Recent studies indicate that monoubiquitylation is crucial for the association of FANCD2-L with damaged chromatin 55 . A mutant form of FANCD2 that fails to undergo monoubiquitylation (FANCD2-K561R) remains in the soluble nuclear fraction and fails to bind chromatin. The molecular basis for this targeting remains unclear, but indicates that some sort of monoubiquitin receptor could be present at sites of DNA repair.

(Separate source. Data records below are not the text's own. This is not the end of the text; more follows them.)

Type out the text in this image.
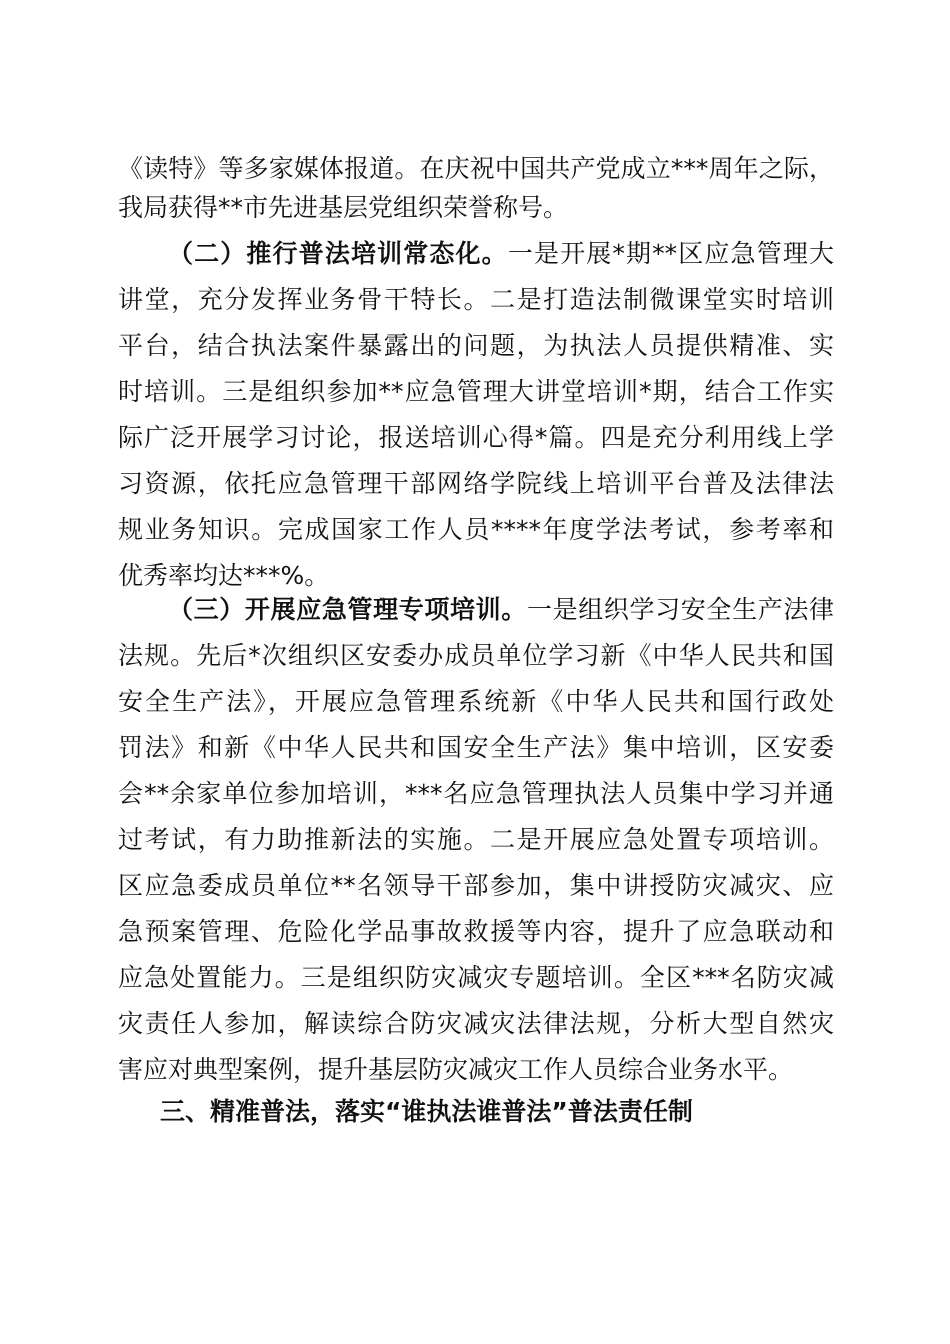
《读特》等多家媒体报道。在庆祝中国共产党成立***周年之际，
我局获得**市先进基层党组织荣誉称号。
（二）推行普法培训常态化。一是开展*期**区应急管理大
讲堂，充分发挥业务骨干特长。二是打造法制微课堂实时培训
平台，结合执法案件暴露出的问题，为执法人员提供精准、实
时培训。三是组织参加**应急管理大讲堂培训*期，结合工作实
际广泛开展学习讨论，报送培训心得*篇。四是充分利用线上学
习资源，依托应急管理干部网络学院线上培训平台普及法律法
规业务知识。完成国家工作人员****年度学法考试，参考率和
优秀率均达***%。
（三）开展应急管理专项培训。一是组织学习安全生产法律
法规。先后*次组织区安委办成员单位学习新《中华人民共和国
安全生产法》，开展应急管理系统新《中华人民共和国行政处
罚法》和新《中华人民共和国安全生产法》集中培训，区安委
会**余家单位参加培训，***名应急管理执法人员集中学习并通
过考试，有力助推新法的实施。二是开展应急处置专项培训。
区应急委成员单位**名领导干部参加，集中讲授防灾减灾、应
急预案管理、危险化学品事故救援等内容，提升了应急联动和
应急处置能力。三是组织防灾减灾专题培训。全区***名防灾减
灾责任人参加，解读综合防灾减灾法律法规，分析大型自然灾
害应对典型案例，提升基层防灾减灾工作人员综合业务水平。
三、精准普法，落实“谁执法谁普法”普法责任制
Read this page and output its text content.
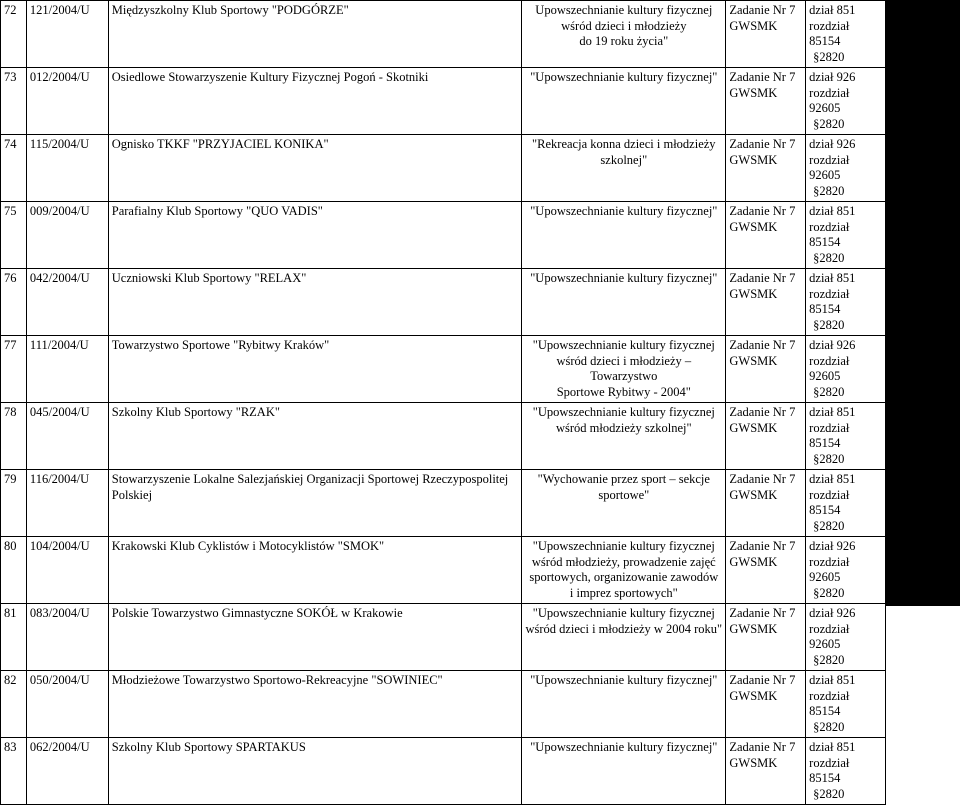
72	121/2004/U	Międzyszkolny Klub Sportowy "PODGÓRZE"	Upowszechnianie kultury fizycznej
wśród dzieci i młodzieży
do 19 roku życia"	Zadanie Nr 7
GWSMK	dział 851
rozdział 85154
§2820

73	012/2004/U	Osiedlowe Stowarzyszenie Kultury Fizycznej Pogoń - Skotniki	"Upowszechnianie kultury fizycznej"	Zadanie Nr 7
GWSMK	dział 926
rozdział 92605
§2820

74	115/2004/U	Ognisko TKKF "PRZYJACIEL KONIKA"	"Rekreacja konna dzieci i młodzieży
szkolnej"	Zadanie Nr 7
GWSMK	dział 926
rozdział 92605
§2820

75	009/2004/U	Parafialny Klub Sportowy "QUO VADIS"	"Upowszechnianie kultury fizycznej"	Zadanie Nr 7
GWSMK	dział 851
rozdział 85154
§2820

76	042/2004/U	Uczniowski Klub Sportowy "RELAX"	"Upowszechnianie kultury fizycznej"	Zadanie Nr 7
GWSMK	dział 851
rozdział 85154
§2820

77	111/2004/U	Towarzystwo Sportowe "Rybitwy Kraków"	"Upowszechnianie kultury fizycznej
wśród dzieci i młodzieży – Towarzystwo
Sportowe Rybitwy - 2004"	Zadanie Nr 7
GWSMK	dział 926
rozdział 92605
§2820

78	045/2004/U	Szkolny Klub Sportowy "RZAK"	"Upowszechnianie kultury fizycznej
wśród młodzieży szkolnej"	Zadanie Nr 7
GWSMK	dział 851
rozdział 85154
§2820

79	116/2004/U	Stowarzyszenie Lokalne Salezjańskiej Organizacji Sportowej Rzeczypospolitej Polskiej	"Wychowanie przez sport – sekcje
sportowe"	Zadanie Nr 7
GWSMK	dział 851
rozdział 85154
§2820

80	104/2004/U	Krakowski Klub Cyklistów i Motocyklistów "SMOK"	"Upowszechnianie kultury fizycznej
wśród młodzieży, prowadzenie zajęć
sportowych, organizowanie zawodów
i imprez sportowych"	Zadanie Nr 7
GWSMK	dział 926
rozdział 92605
§2820

81	083/2004/U	Polskie Towarzystwo Gimnastyczne SOKÓŁ w Krakowie	"Upowszechnianie kultury fizycznej
wśród dzieci i młodzieży w 2004 roku"	Zadanie Nr 7
GWSMK	dział 926
rozdział 92605
§2820

82	050/2004/U	Młodzieżowe Towarzystwo Sportowo-Rekreacyjne "SOWINIEC"	"Upowszechnianie kultury fizycznej"	Zadanie Nr 7
GWSMK	dział 851
rozdział 85154
§2820

83	062/2004/U	Szkolny Klub Sportowy SPARTAKUS	"Upowszechnianie kultury fizycznej"	Zadanie Nr 7
GWSMK	dział 851
rozdział 85154
§2820
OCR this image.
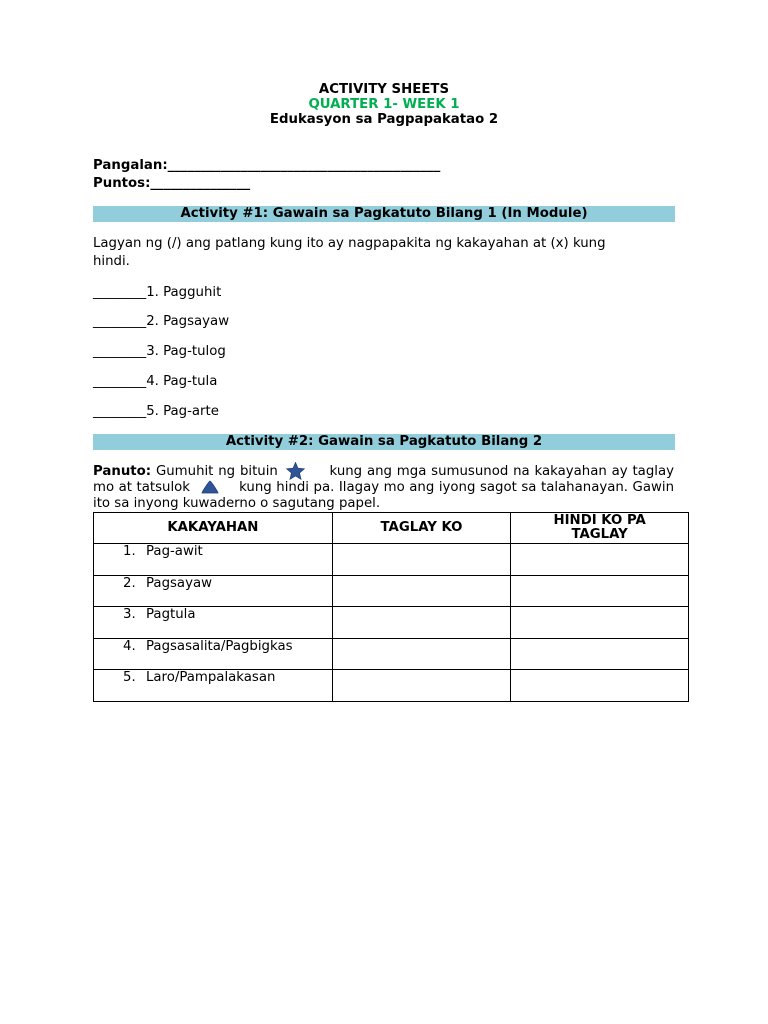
ACTIVITY SHEETS
QUARTER 1- WEEK 1
Edukasyon sa Pagpapakatao 2
Pangalan:_________________________________________
Puntos:_______________
Activity #1: Gawain sa Pagkatuto Bilang 1 (In Module)
Lagyan ng (/) ang patlang kung ito ay nagpapakita ng kakayahan at (x) kung
hindi.
________1. Pagguhit
________2. Pagsayaw
________3. Pag-tulog
________4. Pag-tula
________5. Pag-arte
Activity #2: Gawain sa Pagkatuto Bilang 2
Panuto: Gumuhit ng bituin	kung ang mga sumusunod na kakayahan ay taglay mo at tatsulok	kung hindi pa. Ilagay mo ang iyong sagot sa talahanayan. Gawin ito sa inyong kuwaderno o sagutang papel.
KAKAYAHAN	TAGLAY KO	HINDI KO PA TAGLAY

1. Pag-awit		

2. Pagsayaw		

3. Pagtula		

4. Pagsasalita/Pagbigkas		

5. Laro/Pampalakasan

Finally, several other aspects of the FA pathway remain unclear. First, additional regulatory enzymes modulate the pathway. For instance, ubiquitylation events are often preceded by phosphorylation events. As FANCD2 is monoubiquitylated following DNA damage or during S phase of the cell cycle, different kinases might phosphorylate FANCD2 near lysine 561 to activate its monoubiquitylation. Also, precursor/product analysis reveals that the monoubiquitylated form of FANCD2 is recycled back to the unubiquitylated isoform. So, a deubiquitylating enzyme could function to convert FANCD2-L to FANCD2-S during the mitotic phase of the cell cycle 46 . Deubiquitylating enzymes are a relatively new family of regulatory enzymes, and their specific substrates are unknown 56 .
FA and ATM kinase
In addition to their mitomycin C sensitivity, FA cells also show hypersensitivity to ionizing radiation 57 ,58 , indicating that the FA pathway might interact with the kinase ATM. Ataxia telangiectasia (AT) is another autosomal recessive human disease that results in spontaneous chromosome breakage and haematological cancers 59 . Unlike FA patients, AT patients have immunodeficiency and progressive cerebellar neural degeneration. AT cells are hypersensitive to ionizing radiation but are not hypersensitive to crosslinking agents. The ATM gene encodes an ionizing-radiation-activated protein kinase that phosphorylates and activates proteins that are involved in cell-cycle checkpoint responses, including p53 (Refs 60 ,61 ), CHK2, Nijmegen breakage syndrome (NBS1) 62 ,63 and BRCA1 (Ref. 64 ). Many of these proteins cooperate in the ionizing-radiation-activated S-phase checkpoint response. Biallelic loss of ATM or its substrates results in a defect in the ionizing-radiation-activated S-phase checkpoint.
Interestingly, cells that are derived from patients with the FA-D2 subtype, but not from other subtypes, have a similar defect in the ionizing-radiation-inducible S-phase checkpoint, indicating possible molecular interactions between ATM and FANCD2 (Ref. 65 ). Further studies indicated that, in response to cellular exposure to ionizing radiation, the ATM directly phosphorylates FANCD2 on serine 222, as well as on other sites ( Fig. 2 ), and this is required for the establishment of the S-phase checkpoint. A mutant form of FANCD2 (FANCD2-S222A) that is not phosphorylated by ATM fails to activate the checkpoint in transformed human fibroblasts. Transfection of the mutant FANCD2 (S222A) into wild-type cells induces an S-phase checkpoint defect, which is characterized by persistent DNA synthesis even after cellular exposure to ionizing radiation (K. Nakanishi and A. D'Andrea, unpublished observations). This defect in the intra-S-phase checkpoint has been observed in human SV-40 transformed FA-D2 cell lines and has not been confirmed in mutant FA-D2 primary fibroblasts.